As of late 2024, this setup costs approximately 💵 $1 per hour.
IMAGE="projects/ml-images/global/images/c0-deeplearning-common-gpu-v20241118-debian-11-py310"
ZONE="asia-east1-c"
INSTANCE_NAME="ppf-contact-solver"
INSTANCE_TYPE="g2-standard-8"
gcloud compute instances create $INSTANCE_NAME \
--zone=$ZONE \
--machine-type=$INSTANCE_TYPE \
--network-interface=network-tier=PREMIUM,stack-type=IPV4_ONLY,subnet=default \
--maintenance-policy=TERMINATE \
--provisioning-model=STANDARD \
--accelerator=count=1,type=nvidia-l4 \
--create-disk=auto-delete=yes,boot=yes,image=$IMAGE,mode=rw,size=50,type=pd-balanced \
--no-shielded-secure-boot \
--shielded-vtpm
After creating the instance, try connecting to it via ssh
using the 🌐 gcloud
interface. Since port 8080
is taken by the deployed image, make sure to select a different port on the host side.

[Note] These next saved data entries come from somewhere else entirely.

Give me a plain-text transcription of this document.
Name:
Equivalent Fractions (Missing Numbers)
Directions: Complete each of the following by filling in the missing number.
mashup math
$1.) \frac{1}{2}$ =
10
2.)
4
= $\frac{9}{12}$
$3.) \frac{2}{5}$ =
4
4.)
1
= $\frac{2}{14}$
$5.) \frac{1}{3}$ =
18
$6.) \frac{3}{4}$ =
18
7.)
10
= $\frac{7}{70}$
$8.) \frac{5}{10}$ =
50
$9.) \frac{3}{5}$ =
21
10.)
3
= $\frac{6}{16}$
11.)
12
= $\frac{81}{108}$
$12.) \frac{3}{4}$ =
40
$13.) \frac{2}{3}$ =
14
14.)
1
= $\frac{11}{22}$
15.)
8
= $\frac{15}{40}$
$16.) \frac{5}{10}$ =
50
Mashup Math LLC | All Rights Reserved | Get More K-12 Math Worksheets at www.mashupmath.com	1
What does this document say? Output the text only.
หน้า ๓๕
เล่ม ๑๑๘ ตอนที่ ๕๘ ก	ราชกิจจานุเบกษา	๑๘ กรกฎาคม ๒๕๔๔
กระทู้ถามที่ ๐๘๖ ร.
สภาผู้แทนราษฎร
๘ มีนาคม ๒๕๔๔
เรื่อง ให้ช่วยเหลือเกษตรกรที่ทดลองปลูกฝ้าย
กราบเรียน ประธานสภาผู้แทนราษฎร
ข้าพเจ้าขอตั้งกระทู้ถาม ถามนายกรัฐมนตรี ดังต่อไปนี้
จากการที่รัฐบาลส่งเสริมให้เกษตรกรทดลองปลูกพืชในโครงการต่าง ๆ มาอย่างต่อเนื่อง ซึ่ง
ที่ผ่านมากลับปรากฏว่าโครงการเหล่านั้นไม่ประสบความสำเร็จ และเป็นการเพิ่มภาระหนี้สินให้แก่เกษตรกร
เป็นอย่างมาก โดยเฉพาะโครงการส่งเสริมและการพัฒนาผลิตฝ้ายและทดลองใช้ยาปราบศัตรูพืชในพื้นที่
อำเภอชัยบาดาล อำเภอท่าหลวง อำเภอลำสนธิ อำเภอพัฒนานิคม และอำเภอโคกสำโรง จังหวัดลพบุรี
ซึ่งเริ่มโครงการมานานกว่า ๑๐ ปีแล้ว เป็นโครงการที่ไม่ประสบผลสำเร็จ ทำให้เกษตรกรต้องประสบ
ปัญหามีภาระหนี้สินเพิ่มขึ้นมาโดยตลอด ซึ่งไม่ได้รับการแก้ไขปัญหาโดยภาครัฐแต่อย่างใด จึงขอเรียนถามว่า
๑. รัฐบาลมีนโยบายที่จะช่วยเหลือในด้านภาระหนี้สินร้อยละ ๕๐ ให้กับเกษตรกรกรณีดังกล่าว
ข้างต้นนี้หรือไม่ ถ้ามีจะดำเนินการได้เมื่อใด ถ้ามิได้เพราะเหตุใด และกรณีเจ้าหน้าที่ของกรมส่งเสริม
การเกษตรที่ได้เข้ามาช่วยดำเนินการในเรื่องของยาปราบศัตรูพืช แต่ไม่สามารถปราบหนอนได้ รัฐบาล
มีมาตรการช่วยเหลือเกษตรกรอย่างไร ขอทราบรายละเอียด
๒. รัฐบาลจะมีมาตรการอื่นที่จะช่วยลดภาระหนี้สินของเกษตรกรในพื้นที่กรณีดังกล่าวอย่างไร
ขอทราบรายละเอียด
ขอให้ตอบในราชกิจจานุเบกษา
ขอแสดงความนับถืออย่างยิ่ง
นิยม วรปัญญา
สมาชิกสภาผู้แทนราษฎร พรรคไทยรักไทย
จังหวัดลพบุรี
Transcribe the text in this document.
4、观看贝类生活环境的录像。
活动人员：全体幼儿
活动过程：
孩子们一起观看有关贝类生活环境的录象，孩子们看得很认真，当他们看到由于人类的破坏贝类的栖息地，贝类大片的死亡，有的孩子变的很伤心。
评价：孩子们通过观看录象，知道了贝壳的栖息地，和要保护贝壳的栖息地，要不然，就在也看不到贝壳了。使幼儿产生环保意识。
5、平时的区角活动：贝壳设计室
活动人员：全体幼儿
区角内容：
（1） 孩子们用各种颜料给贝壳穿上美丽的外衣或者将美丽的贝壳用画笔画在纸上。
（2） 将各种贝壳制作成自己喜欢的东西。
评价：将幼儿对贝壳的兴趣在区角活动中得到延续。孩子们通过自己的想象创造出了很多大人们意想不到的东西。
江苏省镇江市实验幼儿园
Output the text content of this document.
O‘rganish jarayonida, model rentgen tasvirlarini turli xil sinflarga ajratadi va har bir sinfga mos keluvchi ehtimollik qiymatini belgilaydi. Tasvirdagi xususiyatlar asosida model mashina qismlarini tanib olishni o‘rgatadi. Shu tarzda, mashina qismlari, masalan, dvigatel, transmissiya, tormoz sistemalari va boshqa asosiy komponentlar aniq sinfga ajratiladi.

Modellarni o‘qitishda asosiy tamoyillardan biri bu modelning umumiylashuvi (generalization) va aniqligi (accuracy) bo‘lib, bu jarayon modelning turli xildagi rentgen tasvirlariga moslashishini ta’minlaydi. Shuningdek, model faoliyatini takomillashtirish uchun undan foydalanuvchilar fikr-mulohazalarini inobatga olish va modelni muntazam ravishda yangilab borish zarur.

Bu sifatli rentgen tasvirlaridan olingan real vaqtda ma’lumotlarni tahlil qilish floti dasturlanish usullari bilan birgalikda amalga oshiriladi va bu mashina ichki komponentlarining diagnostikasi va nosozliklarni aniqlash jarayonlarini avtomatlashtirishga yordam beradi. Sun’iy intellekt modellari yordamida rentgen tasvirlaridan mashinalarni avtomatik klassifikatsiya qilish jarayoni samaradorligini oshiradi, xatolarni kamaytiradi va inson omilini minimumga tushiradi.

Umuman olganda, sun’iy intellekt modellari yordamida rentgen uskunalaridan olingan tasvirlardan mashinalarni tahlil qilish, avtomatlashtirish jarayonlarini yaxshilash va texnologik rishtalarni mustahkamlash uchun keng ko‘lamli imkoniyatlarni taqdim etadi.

Here, we set the host-side port to 8888
.
Note that the local port remains 8080
so that the JupyterLab interface can be accessed at http://localhost:8080.
I know this might be confusing, so just copy and paste if you're okay with it.
# Port number 8080 is taken, so let's use 8888
gcloud compute ssh --zone=$ZONE $INSTANCE_NAME -- -L 8080:localhost:8888
As shown in this [Video], the instance may take a few minutes to load, so early SSH access fails. Keep trying at intervals; it should connect once the host is ready.
Next, run the same Docker 🐧 Linux command in the instance to set up a 🐳 Docker environment. Be sure to change $MY_WEB_PORT
to 8888
in this case.
MY_WEB_PORT=8888 # Make sure to set the port to 8888
MY_TIME_ZONE=Asia/Tokyo # Your time zone
MY_CONTAINER_NAME=ppf-contact-solver # Container name
The rest of the installation process is identical. After use, don't forget to ❌ delete the instance, or you will continue to be 💸 charged.
gcloud compute instances stop --zone=$ZONE $INSTANCE_NAME
gcloud compute instances delete --zone=$ZONE $INSTANCE_NAME
Just to be sure, double-check from the 🖥️ web console to confirm that the instance has been successfully ✅ deleted.